I am trying to implement a SwingWorker
class within my application. Is there a way to set a length of time that after which, the SwingWorker \"times out\"? I
The short answer is "it's hard", depending on what your requirements are. I highly recommend reading Java Concurrency In Practice.
The basic thing you could do would be to (a) make sure your SwingWorker's Runnable is interrupt-friendly, and (b) set a Timer (or use the blocking get() call Brian mentioned) to cancel your Future.

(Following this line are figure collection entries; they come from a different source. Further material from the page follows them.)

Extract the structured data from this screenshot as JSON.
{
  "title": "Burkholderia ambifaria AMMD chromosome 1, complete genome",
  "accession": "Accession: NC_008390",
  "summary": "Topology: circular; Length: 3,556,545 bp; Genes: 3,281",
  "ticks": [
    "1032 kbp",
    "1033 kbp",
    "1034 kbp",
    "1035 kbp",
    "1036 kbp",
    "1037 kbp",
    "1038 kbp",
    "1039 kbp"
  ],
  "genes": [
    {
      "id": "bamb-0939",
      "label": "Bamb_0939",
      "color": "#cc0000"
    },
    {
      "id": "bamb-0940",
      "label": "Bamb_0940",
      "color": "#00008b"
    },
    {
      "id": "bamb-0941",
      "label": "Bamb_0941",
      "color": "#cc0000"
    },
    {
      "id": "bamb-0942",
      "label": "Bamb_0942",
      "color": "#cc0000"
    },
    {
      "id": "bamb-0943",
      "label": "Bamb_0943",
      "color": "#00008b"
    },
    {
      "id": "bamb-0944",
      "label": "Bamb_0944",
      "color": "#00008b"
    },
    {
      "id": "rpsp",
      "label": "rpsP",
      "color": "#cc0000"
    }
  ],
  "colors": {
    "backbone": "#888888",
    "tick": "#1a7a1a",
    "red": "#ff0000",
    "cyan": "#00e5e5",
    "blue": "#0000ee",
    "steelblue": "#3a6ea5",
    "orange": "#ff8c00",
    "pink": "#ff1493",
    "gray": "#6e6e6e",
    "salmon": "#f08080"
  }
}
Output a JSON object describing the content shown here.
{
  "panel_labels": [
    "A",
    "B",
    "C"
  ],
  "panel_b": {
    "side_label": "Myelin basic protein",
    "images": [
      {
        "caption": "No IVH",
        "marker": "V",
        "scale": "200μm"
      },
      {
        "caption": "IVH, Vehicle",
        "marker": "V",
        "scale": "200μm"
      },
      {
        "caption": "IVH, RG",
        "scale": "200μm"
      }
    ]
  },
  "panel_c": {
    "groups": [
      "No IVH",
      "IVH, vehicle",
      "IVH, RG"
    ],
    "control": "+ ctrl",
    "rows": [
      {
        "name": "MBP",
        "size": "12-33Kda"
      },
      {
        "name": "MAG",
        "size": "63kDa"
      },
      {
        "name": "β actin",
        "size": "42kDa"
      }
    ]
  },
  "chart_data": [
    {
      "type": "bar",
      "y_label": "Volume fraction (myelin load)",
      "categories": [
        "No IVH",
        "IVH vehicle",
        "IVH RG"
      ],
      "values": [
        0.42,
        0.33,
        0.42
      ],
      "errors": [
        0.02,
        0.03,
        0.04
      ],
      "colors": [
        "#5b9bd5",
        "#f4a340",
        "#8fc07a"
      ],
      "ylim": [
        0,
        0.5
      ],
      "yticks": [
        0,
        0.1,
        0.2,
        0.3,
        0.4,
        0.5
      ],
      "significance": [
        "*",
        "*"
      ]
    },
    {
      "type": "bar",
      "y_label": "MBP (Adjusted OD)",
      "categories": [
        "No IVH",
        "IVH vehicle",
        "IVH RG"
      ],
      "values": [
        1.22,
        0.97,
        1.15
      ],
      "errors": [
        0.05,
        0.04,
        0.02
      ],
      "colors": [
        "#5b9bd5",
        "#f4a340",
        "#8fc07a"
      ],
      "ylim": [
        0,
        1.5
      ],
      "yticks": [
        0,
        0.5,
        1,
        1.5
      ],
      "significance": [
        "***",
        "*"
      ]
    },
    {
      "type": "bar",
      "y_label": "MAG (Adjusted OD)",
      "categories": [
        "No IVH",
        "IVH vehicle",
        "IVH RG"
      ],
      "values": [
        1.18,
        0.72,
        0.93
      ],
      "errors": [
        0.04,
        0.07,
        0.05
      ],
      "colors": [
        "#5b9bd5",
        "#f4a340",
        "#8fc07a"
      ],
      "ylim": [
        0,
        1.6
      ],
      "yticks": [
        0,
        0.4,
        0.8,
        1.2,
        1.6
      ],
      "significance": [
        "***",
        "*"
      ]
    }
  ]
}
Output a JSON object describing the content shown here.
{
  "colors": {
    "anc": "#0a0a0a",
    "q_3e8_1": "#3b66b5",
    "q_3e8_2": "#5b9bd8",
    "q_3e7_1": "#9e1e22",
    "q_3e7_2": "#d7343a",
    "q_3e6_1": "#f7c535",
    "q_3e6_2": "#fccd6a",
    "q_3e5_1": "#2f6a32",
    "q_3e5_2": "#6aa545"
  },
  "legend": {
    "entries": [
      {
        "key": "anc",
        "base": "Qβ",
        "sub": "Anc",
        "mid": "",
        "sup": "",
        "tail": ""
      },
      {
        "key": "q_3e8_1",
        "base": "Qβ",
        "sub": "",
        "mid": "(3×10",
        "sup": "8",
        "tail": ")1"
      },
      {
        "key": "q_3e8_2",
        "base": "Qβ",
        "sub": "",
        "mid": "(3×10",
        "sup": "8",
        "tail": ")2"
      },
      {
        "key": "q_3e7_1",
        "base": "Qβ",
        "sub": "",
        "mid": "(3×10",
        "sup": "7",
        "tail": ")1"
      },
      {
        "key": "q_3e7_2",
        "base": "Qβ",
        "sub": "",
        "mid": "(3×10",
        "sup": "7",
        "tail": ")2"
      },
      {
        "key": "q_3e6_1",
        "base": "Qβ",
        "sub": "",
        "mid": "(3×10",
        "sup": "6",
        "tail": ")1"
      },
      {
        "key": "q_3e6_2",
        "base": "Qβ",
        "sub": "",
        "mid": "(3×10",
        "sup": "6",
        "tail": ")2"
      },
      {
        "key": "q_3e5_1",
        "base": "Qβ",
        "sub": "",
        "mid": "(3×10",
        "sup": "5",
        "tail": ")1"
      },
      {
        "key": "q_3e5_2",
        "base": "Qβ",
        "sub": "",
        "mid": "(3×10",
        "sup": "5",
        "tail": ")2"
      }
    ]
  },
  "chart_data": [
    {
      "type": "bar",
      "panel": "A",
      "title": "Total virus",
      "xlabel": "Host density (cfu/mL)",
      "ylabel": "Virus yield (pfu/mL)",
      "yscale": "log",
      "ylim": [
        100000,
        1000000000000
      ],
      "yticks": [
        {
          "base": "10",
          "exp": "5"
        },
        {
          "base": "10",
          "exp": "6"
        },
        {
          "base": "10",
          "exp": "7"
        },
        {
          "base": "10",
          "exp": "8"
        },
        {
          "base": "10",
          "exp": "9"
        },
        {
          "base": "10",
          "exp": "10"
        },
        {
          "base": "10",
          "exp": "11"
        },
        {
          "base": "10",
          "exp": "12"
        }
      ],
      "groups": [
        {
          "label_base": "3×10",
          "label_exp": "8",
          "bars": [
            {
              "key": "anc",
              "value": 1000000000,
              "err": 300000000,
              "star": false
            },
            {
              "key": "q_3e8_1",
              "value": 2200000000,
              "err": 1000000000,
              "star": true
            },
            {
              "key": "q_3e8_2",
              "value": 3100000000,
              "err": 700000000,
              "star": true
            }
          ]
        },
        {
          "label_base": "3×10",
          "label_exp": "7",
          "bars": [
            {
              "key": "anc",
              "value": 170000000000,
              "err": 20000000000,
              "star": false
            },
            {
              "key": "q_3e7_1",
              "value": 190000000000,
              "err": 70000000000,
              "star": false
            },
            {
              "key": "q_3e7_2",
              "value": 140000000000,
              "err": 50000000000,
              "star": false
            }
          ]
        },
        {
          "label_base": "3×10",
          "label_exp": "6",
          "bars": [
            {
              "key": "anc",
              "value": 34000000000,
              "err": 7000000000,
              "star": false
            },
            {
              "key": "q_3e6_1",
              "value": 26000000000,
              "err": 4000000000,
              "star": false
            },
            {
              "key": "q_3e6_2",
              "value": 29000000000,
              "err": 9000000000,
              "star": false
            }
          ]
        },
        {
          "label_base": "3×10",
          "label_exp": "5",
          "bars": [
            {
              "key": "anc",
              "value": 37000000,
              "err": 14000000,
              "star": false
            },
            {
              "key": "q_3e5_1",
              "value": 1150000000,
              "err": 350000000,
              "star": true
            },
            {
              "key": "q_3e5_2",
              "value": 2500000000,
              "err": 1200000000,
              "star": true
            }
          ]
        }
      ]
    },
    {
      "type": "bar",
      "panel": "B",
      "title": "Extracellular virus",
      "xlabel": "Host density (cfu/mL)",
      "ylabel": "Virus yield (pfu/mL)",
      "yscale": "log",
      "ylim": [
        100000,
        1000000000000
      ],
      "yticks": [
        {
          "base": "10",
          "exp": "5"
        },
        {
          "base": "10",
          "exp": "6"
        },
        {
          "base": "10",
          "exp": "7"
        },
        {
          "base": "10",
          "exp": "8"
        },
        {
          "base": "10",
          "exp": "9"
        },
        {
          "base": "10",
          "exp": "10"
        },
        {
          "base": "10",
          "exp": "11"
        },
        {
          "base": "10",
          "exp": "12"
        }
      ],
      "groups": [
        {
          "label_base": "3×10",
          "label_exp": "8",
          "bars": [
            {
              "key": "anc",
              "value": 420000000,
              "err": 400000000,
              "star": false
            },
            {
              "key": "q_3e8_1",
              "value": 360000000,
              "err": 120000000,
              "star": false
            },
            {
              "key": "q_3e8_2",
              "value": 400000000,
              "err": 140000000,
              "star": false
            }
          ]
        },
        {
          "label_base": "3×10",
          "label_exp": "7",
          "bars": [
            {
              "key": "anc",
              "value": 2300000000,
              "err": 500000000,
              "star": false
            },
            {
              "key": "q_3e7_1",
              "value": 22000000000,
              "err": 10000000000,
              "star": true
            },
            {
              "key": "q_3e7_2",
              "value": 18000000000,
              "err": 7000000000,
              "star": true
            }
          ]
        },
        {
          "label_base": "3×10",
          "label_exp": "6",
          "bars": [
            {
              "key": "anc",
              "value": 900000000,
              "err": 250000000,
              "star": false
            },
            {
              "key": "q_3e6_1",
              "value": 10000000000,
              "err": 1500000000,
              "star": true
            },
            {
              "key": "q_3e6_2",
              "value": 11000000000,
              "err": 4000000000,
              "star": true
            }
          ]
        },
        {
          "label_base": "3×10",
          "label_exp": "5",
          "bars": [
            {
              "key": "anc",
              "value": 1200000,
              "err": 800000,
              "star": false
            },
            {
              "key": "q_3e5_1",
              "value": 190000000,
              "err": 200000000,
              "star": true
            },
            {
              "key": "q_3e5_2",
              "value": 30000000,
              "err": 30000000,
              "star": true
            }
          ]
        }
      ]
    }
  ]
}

The inner class MySwingWorker may well do what you need:
package com.misc;
import java.awt.event.ActionEvent;
import java.awt.event.ActionListener;
import java.util.concurrent.Callable;
import java.util.concurrent.FutureTask;
import java.util.concurrent.TimeUnit;
import javax.swing.JButton;
import javax.swing.JFrame;
import javax.swing.JPanel;
import javax.swing.SwingUtilities;
public class FutureStuffGUI extends JFrame {
/**
* Provides a variant of SwingWorker which operates with a timeout.
*
* @param <T>
*/
private static abstract class MySwingWorker<T> {
private T result;
private Exception raised;
/**
* Constructor.
*
* @param timeout
* @param timeUnit
*/
public MySwingWorker(final long timeout, final TimeUnit timeUnit) {
result = null;
raised = null;
System.out.println(Thread.currentThread().getName() + " starting");
final FutureTask<T> future = new FutureTask<T>(new Callable<T>() {
public T call() throws Exception {
System.out.println(Thread.currentThread().getName() + " running");
T result = doInBackground();
return result;
}
});
System.out.println(Thread.currentThread().getName() + " future: " + future);
final Thread runner = new Thread(null, future, "FutureThread");
Thread watcher = new Thread(null, new Runnable() {
@Override
public void run() {
runner.start();
try {
result = future.get(timeout, timeUnit);
} catch (Exception ex) {
raised = ex;
}
SwingUtilities.invokeLater(new Runnable() {
@Override
public void run() {
assert SwingUtilities.isEventDispatchThread();
done();
}
});
}
}, "WatcherThread");
watcher.start();
}
/**
* Implement this method as the long-running background task.
*
* @return
* @throws Exception
*/
abstract protected T doInBackground() throws Exception;
/**
* This method is invoked from the UI Event Dispatch Thread on completion or timeout.
*/
abstract protected void done();
/**
* This method should be invoked by the implementation of done() to retrieve
* the result.
*
* @return
* @throws Exception
*/
protected T get() throws Exception {
assert SwingUtilities.isEventDispatchThread();
if (raised != null) {
throw raised;
} else {
return result;
}
}
}
public FutureStuffGUI() {
super("Hello");
init_components();
}
private void init_components() {
JPanel panel = new JPanel();
JButton button = new JButton("Press");
panel.add(button);
add(panel);
pack();
button.addActionListener(new ActionListener() {
@Override
public void actionPerformed(ActionEvent e) {
new MySwingWorker<String>(5, TimeUnit.SECONDS) {
@Override
protected String doInBackground() throws InterruptedException {
assert !SwingUtilities.isEventDispatchThread();
System.out.println(Thread.currentThread().getName() + " doInBackground");
// if (true) { throw new RuntimeException("Blow up"); }
Thread.sleep(6 * 1000);
return "Hello world!";
}
@Override
protected void done() {
assert SwingUtilities.isEventDispatchThread();
String result;
try {
result = get();
System.out.println(Thread.currentThread().getName() + " done; result: " + result);
} catch (Exception ex) {
System.out.println(Thread.currentThread().getName() + " done; errored:");
ex.printStackTrace();
}
}
};
};
});
}
public static void main(String[] args) {
FutureStuffGUI ui = new FutureStuffGUI();
ui.setVisible(true);
}
}
Any particular reason for not using the SwingWorker.get(long, java.util.concurrent.TimeUnit) ? It will throw TimeoutException that you can easily handle in your application.
Why not embed your task within a Runnable, drop it into a new single-threaded ExecutorService and then perform a get()
on the resulting Future with an appropriate timeout. That would give you your timeout functionality, since get()
will throw an exception if the job doesn't complete in time.